WPP is past the worst as it looks to World Cup for boost
WPP is looking to the World Cup to kick start the weakend advertising industry.
The advertising giant, headed by Sir Martin Sorrell, is hoping that the World Cup, Shanghai Expo, US mid-term elections and UK general election will give it a platform to crawl out of the advertising recession.
The world’s biggest advertising firm last week reported “less weak” results, which were ahead of most analyst expectations.
Operating profit was down nine per cent and like-for-like revenue was down 8.1 per cent.
Pre-tax profits fell 21.4 per cent to £662.6m. The figures were boosted by a cut in the head count of 5.8 per cent in the first half of the year and an additional 7.4 per cent in the second half.
It has fared better since the second quarter of last year and hopes to arrest the decline with flat or small growth this year.
The firm, which owns brands including JWT and Ogilvy & Mather, said new billings for the first two months of this year already total £1.3bn – compared to £3.1bn for the whole of 2009.

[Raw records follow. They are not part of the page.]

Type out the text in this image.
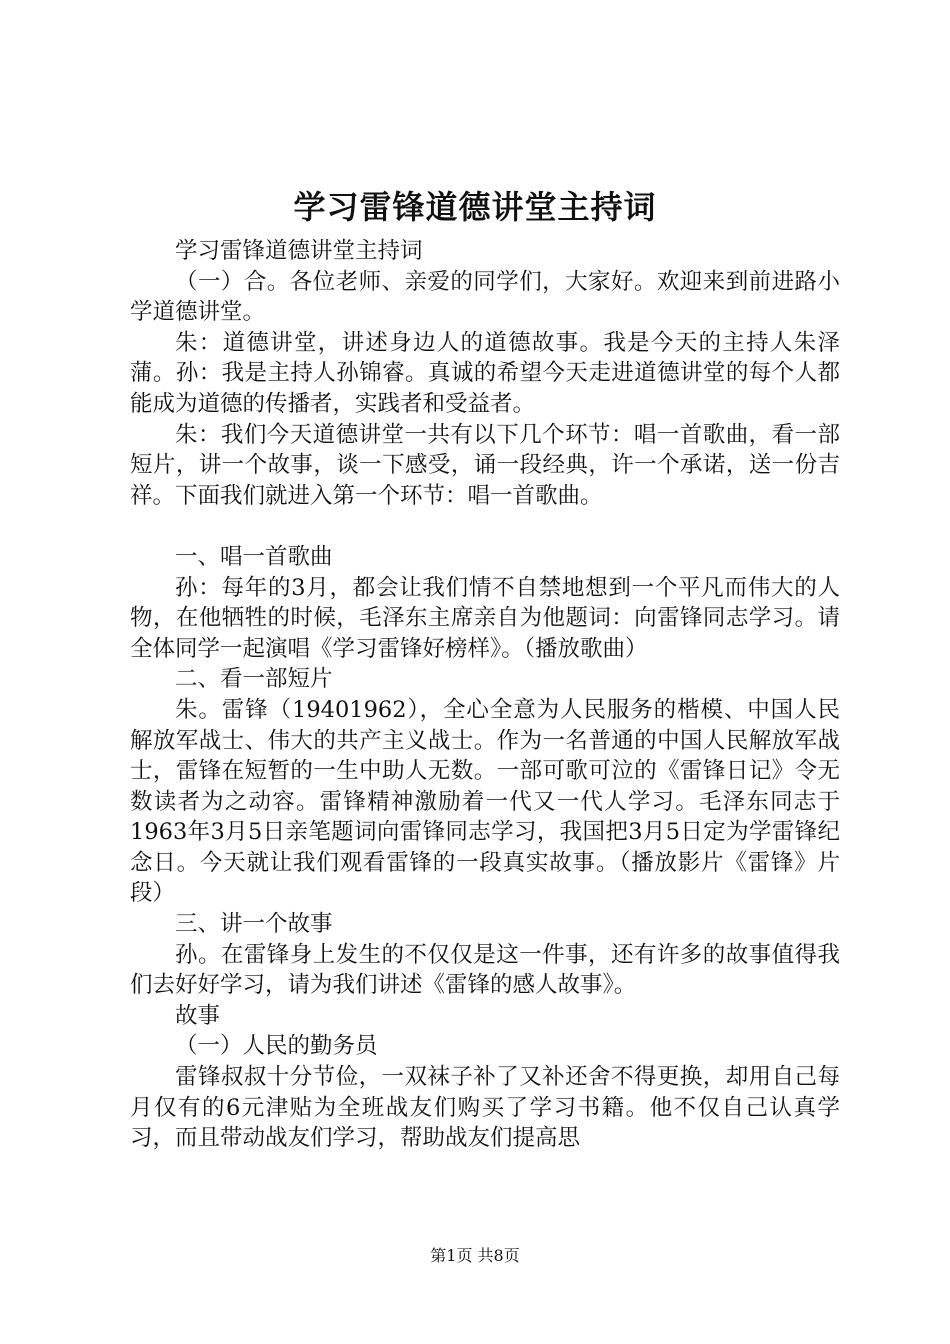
学习雷锋道德讲堂主持词

学习雷锋道德讲堂主持词

（一）合。各位老师、亲爱的同学们，大家好。欢迎来到前进路小学道德讲堂。

朱：道德讲堂，讲述身边人的道德故事。我是今天的主持人朱泽蒲。孙：我是主持人孙锦睿。真诚的希望今天走进道德讲堂的每个人都能成为道德的传播者，实践者和受益者。

朱：我们今天道德讲堂一共有以下几个环节：唱一首歌曲，看一部短片，讲一个故事，谈一下感受，诵一段经典，许一个承诺，送一份吉祥。下面我们就进入第一个环节：唱一首歌曲。

一、唱一首歌曲

孙：每年的3月，都会让我们情不自禁地想到一个平凡而伟大的人物，在他牺牲的时候，毛泽东主席亲自为他题词：向雷锋同志学习。请全体同学一起演唱《学习雷锋好榜样》。（播放歌曲）

二、看一部短片

朱。雷锋（19401962），全心全意为人民服务的楷模、中国人民解放军战士、伟大的共产主义战士。作为一名普通的中国人民解放军战士，雷锋在短暂的一生中助人无数。一部可歌可泣的《雷锋日记》令无数读者为之动容。雷锋精神激励着一代又一代人学习。毛泽东同志于1963年3月5日亲笔题词向雷锋同志学习，我国把3月5日定为学雷锋纪念日。今天就让我们观看雷锋的一段真实故事。（播放影片《雷锋》片段）

三、讲一个故事

孙。在雷锋身上发生的不仅仅是这一件事，还有许多的故事值得我们去好好学习，请为我们讲述《雷锋的感人故事》。

故事

（一）人民的勤务员

雷锋叔叔十分节俭，一双袜子补了又补还舍不得更换，却用自己每月仅有的6元津贴为全班战友们购买了学习书籍。他不仅自己认真学习，而且带动战友们学习，帮助战友们提高思

第1页 共8页
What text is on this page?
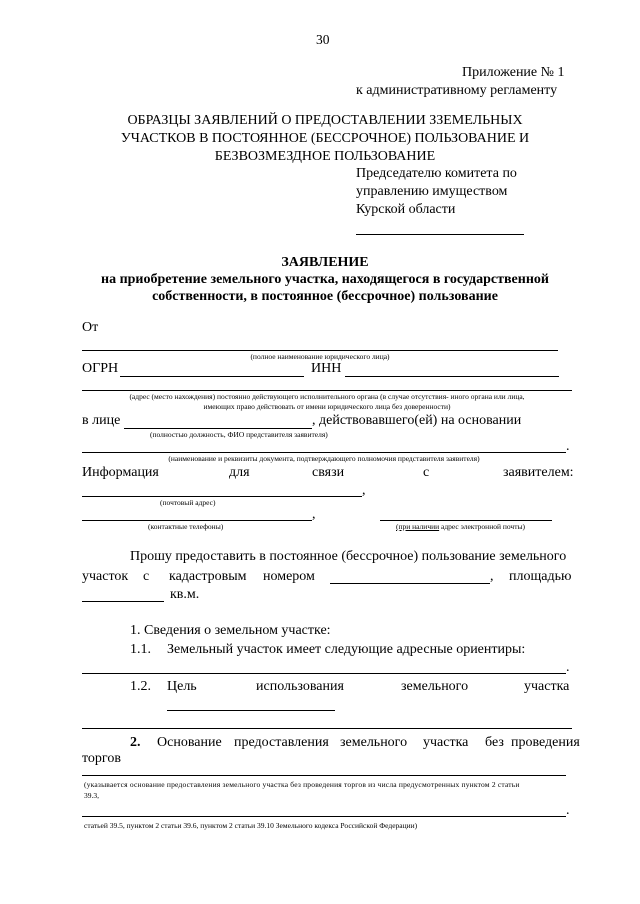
30
Приложение № 1
к административному регламенту
ОБРАЗЦЫ ЗАЯВЛЕНИЙ О ПРЕДОСТАВЛЕНИИ ЗЗЕМЕЛЬНЫХ
УЧАСТКОВ В ПОСТОЯННОЕ (БЕССРОЧНОЕ) ПОЛЬЗОВАНИЕ И
БЕЗВОЗМЕЗДНОЕ ПОЛЬЗОВАНИЕ
Председателю комитета по
управлению имуществом
Курской области
ЗАЯВЛЕНИЕ
на приобретение земельного участка, находящегося в государственной
собственности, в постоянное (бессрочное) пользование
От
(полное наименование юридического лица)
ОГРН	ИНН
(адрес (место нахождения) постоянно действующего исполнительного органа (в случае отсутствия- иного органа или лица,
имеющих право действовать от имени юридического лица без доверенности)
в лице	, действовавшего(ей) на основании
(полностью должность, ФИО представителя заявителя)
.
(наименование и реквизиты документа, подтверждающего полномочия представителя заявителя)
Информация	для	связи	с	заявителем:
,
(почтовый адрес)
,
(контактные телефоны)	(при наличии адрес электронной почты)
Прошу предоставить в постоянное (бессрочное) пользование земельного
участок с кадастровым номером	, площадью
кв.м.
1. Сведения о земельном участке:
1.1. Земельный участок имеет следующие адресные ориентиры:
.
1.2. Цель	использования	земельного	участка
2. Основание предоставления земельного участка без проведения
торгов
(указывается основание предоставления земельного участка без проведения торгов из числа предусмотренных пунктом 2 статьи
39.3,
.
статьей 39.5, пунктом 2 статьи 39.6, пунктом 2 статьи 39.10 Земельного кодекса Российской Федерации)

Sorrell says the firm will focus on expanding its operations in emerging markets and will push its new media operations.
New media currently accounts for 27 per cent of revenues but WPP will increase this to at least a third within four years.
A company spokesman said: “Like-for-like revenues were almost the same in January 2010 against January 2009, which is an encouraging return to stability.”